Alaster menyiptkan mata, memerhatikan sang adik dari kejauhan. Adiknya terlihat sedang bercengkrama dengan dengan sosok yang tak lain dan tak bukan adalah Grand Duke Alucio. Mereka terlihat akrab. Alaster memasang wajah cemberut, memicingkan matanya tak senang, Grand Duke Alucio adalah sosok manipulatif yang tak mudah ditebak apa yang ia inginkan, Alaster tak bisa diam saja membiarkan adiknya yang polos berduaan dengan sosok seperti itu! Adiknya payah dalam hal percintaan, bagaimana jika lagi-lagi ia disakiti oleh sembarang pria?
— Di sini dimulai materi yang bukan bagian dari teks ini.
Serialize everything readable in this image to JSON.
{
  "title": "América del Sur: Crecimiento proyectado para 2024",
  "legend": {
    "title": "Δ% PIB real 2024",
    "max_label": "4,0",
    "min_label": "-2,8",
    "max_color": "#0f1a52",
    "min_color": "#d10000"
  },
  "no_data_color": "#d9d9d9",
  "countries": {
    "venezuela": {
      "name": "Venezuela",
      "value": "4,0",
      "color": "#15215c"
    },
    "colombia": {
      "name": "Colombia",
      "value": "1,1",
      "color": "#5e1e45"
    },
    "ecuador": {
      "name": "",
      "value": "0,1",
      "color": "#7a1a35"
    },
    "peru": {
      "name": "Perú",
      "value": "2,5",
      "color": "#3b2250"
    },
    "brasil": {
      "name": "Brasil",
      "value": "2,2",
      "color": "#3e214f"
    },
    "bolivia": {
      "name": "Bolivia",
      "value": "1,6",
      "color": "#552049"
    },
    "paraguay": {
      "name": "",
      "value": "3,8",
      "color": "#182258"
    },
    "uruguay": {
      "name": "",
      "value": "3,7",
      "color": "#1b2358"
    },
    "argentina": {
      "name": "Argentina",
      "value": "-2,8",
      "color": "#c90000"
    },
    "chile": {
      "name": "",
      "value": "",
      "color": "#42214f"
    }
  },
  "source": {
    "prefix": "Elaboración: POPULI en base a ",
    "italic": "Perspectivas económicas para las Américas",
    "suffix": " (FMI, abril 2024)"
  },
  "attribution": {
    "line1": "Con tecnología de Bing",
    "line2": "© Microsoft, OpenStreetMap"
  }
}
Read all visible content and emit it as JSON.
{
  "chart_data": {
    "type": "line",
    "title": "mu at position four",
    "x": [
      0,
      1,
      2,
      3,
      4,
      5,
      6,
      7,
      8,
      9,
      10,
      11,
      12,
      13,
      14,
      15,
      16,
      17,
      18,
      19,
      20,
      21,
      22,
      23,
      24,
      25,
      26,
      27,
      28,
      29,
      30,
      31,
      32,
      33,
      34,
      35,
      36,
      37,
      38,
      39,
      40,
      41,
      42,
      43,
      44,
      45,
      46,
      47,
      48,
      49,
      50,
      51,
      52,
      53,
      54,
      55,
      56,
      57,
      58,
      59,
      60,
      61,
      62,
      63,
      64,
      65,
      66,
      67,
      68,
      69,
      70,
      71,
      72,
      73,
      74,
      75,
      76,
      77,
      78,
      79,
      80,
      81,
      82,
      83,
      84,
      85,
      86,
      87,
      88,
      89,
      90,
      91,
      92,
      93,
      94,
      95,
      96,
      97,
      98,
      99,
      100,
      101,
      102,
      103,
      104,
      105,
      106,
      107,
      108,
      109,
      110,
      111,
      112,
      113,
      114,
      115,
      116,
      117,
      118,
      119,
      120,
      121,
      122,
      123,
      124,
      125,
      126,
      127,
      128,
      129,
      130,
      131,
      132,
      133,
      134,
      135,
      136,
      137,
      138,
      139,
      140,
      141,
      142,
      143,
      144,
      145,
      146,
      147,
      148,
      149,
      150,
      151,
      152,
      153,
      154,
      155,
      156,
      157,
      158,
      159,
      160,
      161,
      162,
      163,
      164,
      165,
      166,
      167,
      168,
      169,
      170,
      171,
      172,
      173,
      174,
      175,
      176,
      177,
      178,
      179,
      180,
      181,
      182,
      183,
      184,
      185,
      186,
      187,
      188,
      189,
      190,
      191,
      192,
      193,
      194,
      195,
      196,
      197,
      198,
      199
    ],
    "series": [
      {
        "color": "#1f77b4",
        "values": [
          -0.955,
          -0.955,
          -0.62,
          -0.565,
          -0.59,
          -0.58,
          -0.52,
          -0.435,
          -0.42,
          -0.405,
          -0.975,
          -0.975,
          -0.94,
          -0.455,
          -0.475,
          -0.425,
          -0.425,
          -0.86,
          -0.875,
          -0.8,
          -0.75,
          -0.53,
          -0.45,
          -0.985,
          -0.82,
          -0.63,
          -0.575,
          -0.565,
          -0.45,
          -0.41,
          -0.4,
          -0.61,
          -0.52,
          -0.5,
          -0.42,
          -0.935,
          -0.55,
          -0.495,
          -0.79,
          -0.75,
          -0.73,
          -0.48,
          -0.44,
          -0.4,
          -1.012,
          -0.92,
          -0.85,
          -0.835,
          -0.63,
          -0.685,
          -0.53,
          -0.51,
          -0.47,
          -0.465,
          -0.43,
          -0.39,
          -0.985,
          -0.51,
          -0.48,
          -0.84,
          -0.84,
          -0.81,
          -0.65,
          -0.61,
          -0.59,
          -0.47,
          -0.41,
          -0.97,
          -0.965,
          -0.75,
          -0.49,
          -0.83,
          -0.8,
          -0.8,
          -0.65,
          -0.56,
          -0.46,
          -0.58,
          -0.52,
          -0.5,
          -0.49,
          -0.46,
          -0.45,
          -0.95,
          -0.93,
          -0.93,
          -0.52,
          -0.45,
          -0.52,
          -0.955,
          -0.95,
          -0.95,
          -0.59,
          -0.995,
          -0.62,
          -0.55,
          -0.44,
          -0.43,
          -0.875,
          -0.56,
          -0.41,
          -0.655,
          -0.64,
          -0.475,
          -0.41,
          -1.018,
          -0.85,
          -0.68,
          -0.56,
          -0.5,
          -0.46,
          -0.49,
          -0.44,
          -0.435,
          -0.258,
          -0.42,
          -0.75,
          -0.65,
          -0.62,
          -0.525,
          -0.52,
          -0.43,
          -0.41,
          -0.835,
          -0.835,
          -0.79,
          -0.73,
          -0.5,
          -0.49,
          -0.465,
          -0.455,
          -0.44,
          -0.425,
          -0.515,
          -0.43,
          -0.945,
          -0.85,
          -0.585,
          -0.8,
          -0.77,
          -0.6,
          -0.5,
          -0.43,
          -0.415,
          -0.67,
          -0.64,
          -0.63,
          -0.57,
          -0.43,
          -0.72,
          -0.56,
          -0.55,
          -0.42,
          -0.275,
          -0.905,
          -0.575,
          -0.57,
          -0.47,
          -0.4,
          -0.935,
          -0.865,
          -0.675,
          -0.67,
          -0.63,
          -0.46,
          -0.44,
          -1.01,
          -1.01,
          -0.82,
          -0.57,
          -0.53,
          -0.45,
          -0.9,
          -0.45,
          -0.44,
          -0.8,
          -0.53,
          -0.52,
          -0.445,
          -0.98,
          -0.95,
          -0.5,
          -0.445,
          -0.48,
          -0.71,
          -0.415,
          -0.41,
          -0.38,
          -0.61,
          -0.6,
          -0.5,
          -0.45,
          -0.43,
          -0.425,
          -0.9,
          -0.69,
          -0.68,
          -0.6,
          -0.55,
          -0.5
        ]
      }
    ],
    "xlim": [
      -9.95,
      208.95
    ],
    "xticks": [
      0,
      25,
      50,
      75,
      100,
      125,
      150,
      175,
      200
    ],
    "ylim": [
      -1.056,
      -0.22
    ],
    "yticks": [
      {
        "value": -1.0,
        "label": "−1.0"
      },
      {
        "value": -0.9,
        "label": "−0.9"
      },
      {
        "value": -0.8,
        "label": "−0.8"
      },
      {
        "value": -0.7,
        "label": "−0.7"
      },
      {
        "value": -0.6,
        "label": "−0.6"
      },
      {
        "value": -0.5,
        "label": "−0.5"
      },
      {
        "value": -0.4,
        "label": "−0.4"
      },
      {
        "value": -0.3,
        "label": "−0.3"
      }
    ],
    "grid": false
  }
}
Itu dia! Alaster kembali fokus pada tujuannya saat melihat kedua orang yang sedang ia perhatikan telah menaiki kudanya, hendak pergi dari tempat ini. Alaster akan mengikuti mereka secara diam-diam. Setidaknya, Alaster harus memastikan apakah sosok Grand Duke Alucio itu layak mengencani adiknya atau justru tidak. *** Sebenarnya, tempat seperti apa yang akan mereka tuju? Ke mana pria sialan itu akan membawa adiknya?